Australia is to have its first female governor-general, with the announcement that Queensland’s governor, Quentin Bryce, has been appointed to the job.
Prime Minister Kevin Rudd said Ms Bryce would become Australia’s 25th governor-general.
Ms Bryce, who was appointed the 24th Governor of Queensland in July 2003, had been an inspiring governor, serving with great distinction, Mr Rudd said.
“Ms Bryce has an outstanding record of service to the entire Australian community,” he said in a statement.
“She is highly qualified for the role of governor-general. Ms Bryce has enjoyed a rich and dynamic career as a lawyer, academic and senior public office holder.”

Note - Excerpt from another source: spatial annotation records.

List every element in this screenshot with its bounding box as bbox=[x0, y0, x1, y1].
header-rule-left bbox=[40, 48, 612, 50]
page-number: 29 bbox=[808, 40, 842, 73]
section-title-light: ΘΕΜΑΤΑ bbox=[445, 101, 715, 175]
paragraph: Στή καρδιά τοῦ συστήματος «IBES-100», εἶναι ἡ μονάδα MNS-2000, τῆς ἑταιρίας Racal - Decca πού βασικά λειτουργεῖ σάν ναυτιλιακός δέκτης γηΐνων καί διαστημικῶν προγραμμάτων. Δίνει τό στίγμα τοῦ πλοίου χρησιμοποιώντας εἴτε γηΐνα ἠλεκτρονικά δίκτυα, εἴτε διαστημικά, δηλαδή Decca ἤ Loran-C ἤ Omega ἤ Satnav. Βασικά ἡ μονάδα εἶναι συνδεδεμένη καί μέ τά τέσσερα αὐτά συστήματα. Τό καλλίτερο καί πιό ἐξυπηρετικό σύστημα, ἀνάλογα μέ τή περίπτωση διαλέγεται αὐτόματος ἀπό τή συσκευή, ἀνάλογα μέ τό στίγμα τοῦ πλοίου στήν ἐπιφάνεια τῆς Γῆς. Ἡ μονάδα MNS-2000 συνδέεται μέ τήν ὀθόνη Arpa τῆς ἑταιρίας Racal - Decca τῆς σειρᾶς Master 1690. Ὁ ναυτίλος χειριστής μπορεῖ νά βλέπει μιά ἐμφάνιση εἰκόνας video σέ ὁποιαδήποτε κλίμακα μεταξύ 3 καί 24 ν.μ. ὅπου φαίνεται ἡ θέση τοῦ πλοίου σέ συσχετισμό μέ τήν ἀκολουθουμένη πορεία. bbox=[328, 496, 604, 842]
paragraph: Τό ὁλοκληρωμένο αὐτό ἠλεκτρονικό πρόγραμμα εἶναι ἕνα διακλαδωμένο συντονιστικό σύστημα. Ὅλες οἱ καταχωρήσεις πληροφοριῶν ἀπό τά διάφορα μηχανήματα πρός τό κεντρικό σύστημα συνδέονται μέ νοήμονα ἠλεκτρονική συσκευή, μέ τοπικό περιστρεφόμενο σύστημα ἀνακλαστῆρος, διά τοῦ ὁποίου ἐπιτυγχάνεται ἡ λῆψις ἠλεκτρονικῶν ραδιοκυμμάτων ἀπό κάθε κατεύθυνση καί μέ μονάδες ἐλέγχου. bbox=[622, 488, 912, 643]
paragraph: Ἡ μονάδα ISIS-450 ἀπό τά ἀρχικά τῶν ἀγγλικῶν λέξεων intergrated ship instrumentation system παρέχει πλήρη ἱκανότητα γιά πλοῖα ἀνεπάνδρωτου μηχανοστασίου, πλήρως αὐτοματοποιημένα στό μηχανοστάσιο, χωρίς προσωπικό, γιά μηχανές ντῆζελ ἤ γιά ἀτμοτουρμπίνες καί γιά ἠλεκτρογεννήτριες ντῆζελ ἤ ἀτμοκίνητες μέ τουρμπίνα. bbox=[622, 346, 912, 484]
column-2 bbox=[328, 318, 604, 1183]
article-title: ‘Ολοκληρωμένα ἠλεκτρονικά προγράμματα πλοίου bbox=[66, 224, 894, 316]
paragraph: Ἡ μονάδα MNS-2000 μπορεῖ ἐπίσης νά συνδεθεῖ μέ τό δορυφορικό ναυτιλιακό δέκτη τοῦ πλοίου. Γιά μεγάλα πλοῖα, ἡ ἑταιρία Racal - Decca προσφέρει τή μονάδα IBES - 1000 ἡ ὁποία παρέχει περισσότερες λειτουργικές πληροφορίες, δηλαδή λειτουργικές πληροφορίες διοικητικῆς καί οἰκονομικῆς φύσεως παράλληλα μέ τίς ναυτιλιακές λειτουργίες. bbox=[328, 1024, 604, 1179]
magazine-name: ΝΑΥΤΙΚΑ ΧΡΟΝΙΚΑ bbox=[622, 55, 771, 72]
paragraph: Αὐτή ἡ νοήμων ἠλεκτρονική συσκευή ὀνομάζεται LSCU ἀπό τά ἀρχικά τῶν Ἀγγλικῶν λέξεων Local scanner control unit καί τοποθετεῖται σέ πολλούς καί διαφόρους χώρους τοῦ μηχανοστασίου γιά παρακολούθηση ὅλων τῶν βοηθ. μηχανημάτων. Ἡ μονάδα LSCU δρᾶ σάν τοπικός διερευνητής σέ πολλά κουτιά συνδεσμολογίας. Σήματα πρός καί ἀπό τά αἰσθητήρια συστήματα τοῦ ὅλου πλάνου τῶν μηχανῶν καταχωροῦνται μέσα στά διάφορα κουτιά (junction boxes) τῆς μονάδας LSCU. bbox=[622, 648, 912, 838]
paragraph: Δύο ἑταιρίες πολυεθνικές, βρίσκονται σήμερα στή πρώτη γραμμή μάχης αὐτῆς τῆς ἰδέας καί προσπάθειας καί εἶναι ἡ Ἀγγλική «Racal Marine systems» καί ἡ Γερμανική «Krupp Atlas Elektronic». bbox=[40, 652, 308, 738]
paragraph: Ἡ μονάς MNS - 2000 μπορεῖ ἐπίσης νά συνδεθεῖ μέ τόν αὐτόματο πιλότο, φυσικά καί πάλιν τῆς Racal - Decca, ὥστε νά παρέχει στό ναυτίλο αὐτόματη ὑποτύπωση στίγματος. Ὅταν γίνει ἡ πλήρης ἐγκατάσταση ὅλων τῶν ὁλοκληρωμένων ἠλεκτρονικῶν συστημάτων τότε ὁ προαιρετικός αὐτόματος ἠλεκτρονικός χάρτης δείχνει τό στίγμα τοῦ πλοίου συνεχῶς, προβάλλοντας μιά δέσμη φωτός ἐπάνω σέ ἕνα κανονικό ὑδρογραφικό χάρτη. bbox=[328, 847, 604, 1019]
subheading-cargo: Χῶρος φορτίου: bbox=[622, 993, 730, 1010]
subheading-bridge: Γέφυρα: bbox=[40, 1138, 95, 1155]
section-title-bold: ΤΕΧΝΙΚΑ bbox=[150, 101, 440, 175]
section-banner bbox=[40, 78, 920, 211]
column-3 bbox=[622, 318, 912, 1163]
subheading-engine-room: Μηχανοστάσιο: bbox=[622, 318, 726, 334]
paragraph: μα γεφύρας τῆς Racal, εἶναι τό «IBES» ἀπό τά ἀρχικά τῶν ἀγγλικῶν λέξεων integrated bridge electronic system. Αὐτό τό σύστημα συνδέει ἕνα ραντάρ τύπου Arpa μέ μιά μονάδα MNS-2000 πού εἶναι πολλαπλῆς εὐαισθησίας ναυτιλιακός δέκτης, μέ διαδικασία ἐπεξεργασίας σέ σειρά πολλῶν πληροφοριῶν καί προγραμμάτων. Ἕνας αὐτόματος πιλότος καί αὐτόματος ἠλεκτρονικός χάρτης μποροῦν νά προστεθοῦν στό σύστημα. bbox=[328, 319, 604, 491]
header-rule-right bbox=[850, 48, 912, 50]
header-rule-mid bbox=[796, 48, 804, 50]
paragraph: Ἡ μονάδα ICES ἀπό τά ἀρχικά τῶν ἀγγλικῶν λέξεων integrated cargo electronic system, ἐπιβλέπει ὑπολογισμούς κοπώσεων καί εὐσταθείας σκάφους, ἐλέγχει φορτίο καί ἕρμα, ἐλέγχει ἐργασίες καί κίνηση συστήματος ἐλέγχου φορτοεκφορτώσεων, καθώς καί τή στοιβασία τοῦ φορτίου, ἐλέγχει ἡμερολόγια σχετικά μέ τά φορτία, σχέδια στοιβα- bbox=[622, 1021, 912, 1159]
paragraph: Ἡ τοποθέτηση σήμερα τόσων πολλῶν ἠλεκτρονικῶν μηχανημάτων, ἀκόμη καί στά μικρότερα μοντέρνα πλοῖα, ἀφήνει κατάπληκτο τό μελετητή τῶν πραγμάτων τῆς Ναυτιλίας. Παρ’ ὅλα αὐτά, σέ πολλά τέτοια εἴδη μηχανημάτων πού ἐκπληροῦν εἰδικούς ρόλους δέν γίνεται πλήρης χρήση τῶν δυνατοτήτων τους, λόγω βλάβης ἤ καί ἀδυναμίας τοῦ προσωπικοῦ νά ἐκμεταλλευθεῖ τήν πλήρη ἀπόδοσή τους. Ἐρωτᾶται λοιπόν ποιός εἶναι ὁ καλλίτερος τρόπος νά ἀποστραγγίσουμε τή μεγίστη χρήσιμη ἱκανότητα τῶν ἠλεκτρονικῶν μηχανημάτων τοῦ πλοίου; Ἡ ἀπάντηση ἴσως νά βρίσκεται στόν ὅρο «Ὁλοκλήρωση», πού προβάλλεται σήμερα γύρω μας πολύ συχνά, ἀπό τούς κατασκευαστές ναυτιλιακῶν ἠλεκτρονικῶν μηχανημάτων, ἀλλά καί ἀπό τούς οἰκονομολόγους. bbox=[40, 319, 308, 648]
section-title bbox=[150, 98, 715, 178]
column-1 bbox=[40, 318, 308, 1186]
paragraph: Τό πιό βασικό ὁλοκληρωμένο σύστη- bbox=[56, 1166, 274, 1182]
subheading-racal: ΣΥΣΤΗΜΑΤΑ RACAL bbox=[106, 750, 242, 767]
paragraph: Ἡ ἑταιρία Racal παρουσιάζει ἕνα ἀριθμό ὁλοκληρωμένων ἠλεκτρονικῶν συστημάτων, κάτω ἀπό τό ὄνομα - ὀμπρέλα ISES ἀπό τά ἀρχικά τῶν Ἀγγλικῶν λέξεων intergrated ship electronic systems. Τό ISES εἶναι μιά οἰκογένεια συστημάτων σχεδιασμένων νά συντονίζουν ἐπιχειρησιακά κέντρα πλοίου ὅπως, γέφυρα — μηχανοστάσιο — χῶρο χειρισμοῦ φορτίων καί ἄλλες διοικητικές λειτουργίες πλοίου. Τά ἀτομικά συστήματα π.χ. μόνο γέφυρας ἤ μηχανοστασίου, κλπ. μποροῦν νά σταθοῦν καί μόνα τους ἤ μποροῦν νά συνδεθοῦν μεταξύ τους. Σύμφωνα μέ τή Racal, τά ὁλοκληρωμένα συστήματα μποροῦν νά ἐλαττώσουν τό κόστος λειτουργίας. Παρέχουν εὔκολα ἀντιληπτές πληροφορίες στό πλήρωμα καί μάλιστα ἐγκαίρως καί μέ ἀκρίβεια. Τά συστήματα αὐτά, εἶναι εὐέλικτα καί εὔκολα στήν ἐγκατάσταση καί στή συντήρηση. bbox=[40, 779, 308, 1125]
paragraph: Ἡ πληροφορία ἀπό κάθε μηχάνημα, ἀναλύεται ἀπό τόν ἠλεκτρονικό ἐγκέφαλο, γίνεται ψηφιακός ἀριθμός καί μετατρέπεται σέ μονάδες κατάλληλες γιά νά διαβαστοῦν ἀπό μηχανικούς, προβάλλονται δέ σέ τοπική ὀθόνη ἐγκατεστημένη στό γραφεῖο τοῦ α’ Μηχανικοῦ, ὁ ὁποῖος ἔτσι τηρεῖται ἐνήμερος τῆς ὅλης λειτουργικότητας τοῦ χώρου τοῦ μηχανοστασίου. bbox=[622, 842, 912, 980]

Her former roles include federal sex discrimination commissioner, inaugural director of the Queensland Women’s Information Service and founding chair and chief executive of the National Childcare Accreditation Council.
Ms Bryce has been appointed to a five-year term.”
Mr Rudd, said Ms Bryce would capture “the spirit of modern Australia” in the vice-regal position.
Mr Rudd said he expected Ms Bryce would use her role to give a voice to women, people from the bush and indigenous Australians. Asked about the significance of appointing a woman to the position for the first time, he said: “It’s taken us 107 years. It’s been a while but it’s good that it’s happened.”
QUENTIN BRYCE, declared yesterday: “It’s a great day for Australian women.”
Ms Bryce said the role was a great honour and responsibility. “I grew up in a little bush town in Queensland of 200 people, and what this day says to Australian women and to Australian girls is that you can do anything, you can be anything,” she said. “It makes my heart sing to see women in so many diverse roles across our country in Australia.”